A method for depleting B cells (such asB cells, memory B cells, and plasma cells) in a subject, comprising administering to the subject the BCMA-binding molecule as defined in any of claims 14-21 to the subject.
A method for preventing or treating B cell-related disorders in a subject, comprising administering an effective amount of the BCMA-binding molecule as defined in any of claims 14-21 to the subject.
The method of claim 29, wherein the B cell-related disorder is selected from cancers and immune disorders.
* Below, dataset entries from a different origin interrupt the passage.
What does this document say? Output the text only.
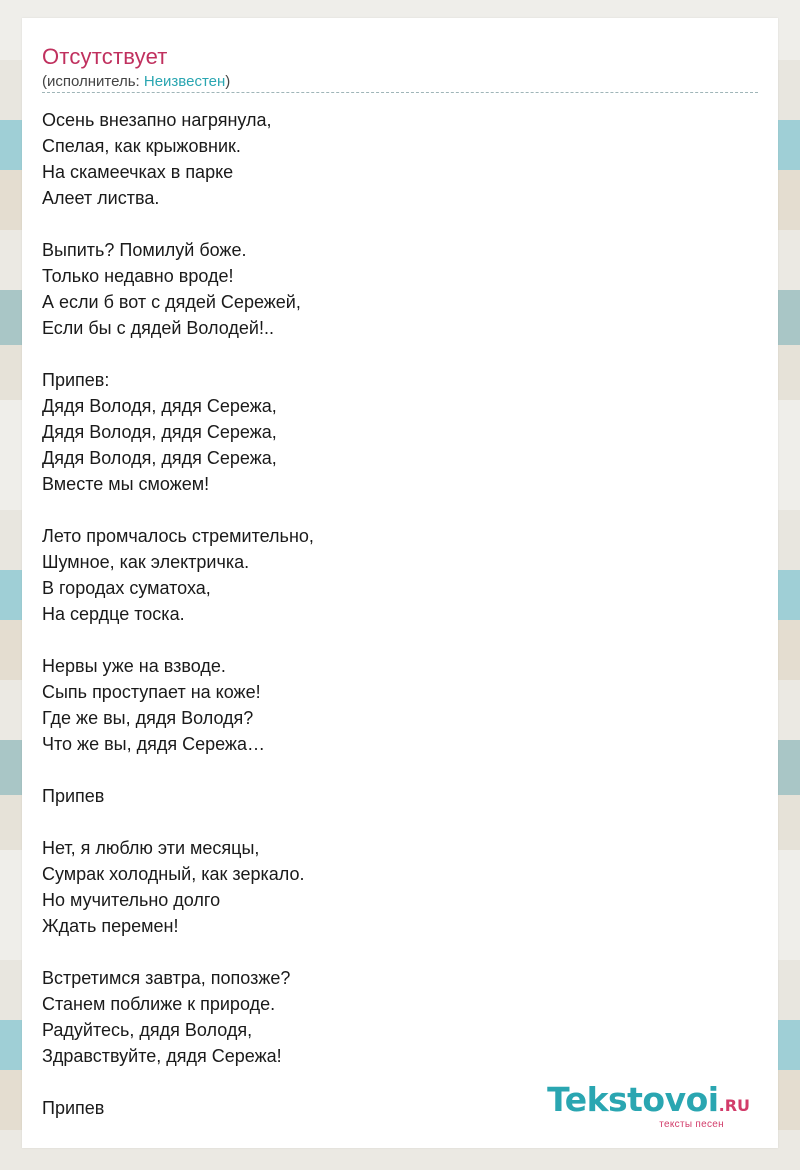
Отсутствует
(исполнитель: Неизвестен)
Осень внезапно нагрянула,
Спелая, как крыжовник.
На скамеечках в парке
Алеет листва.
Выпить? Помилуй боже.
Только недавно вроде!
А если б вот с дядей Сережей,
Если бы с дядей Володей!..
Припев:
Дядя Володя, дядя Сережа,
Дядя Володя, дядя Сережа,
Дядя Володя, дядя Сережа,
Вместе мы сможем!
Лето промчалось стремительно,
Шумное, как электричка.
В городах суматоха,
На сердце тоска.
Нервы уже на взводе.
Сыпь проступает на коже!
Где же вы, дядя Володя?
Что же вы, дядя Сережа…
Припев
Нет, я люблю эти месяцы,
Сумрак холодный, как зеркало.
Но мучительно долго
Ждать перемен!
Встретимся завтра, попозже?
Станем поближе к природе.
Радуйтесь, дядя Володя,
Здравствуйте, дядя Сережа!
Припев	Tekstovoi.RU
тексты песен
The method of claim 30, wherein the cancer is lymphoma selected from multiple myeloma, plasmacytoma, Hodgkins' lymphoma, follicular lymphomas, small non-cleaved cell lymphomas, endemic Burkitt's lymphoma, sporadic Burkitt's lymphoma, marginal zone lymphoma, extranodal mucosa-associated lymphoid tissue lymphoma, nodal monocytoid B cell lymphoma, splenic lymphoma, mantle cell lymphoma, large cell lymphoma, diffuse mixed cell lymphoma, immunoblastic lymphoma, primary mediastinal B cell lymphoma, pulmonary B cell angiocentric lymphoma, and small lymphocytic lymphoma.
The BCMA-binding molecule of any of claims 14-21 for use in treating or preventing B cell-related disorders in a subject.
A kit, comprising a container comprising the BCMA-binding molecule of any of claims 14-21.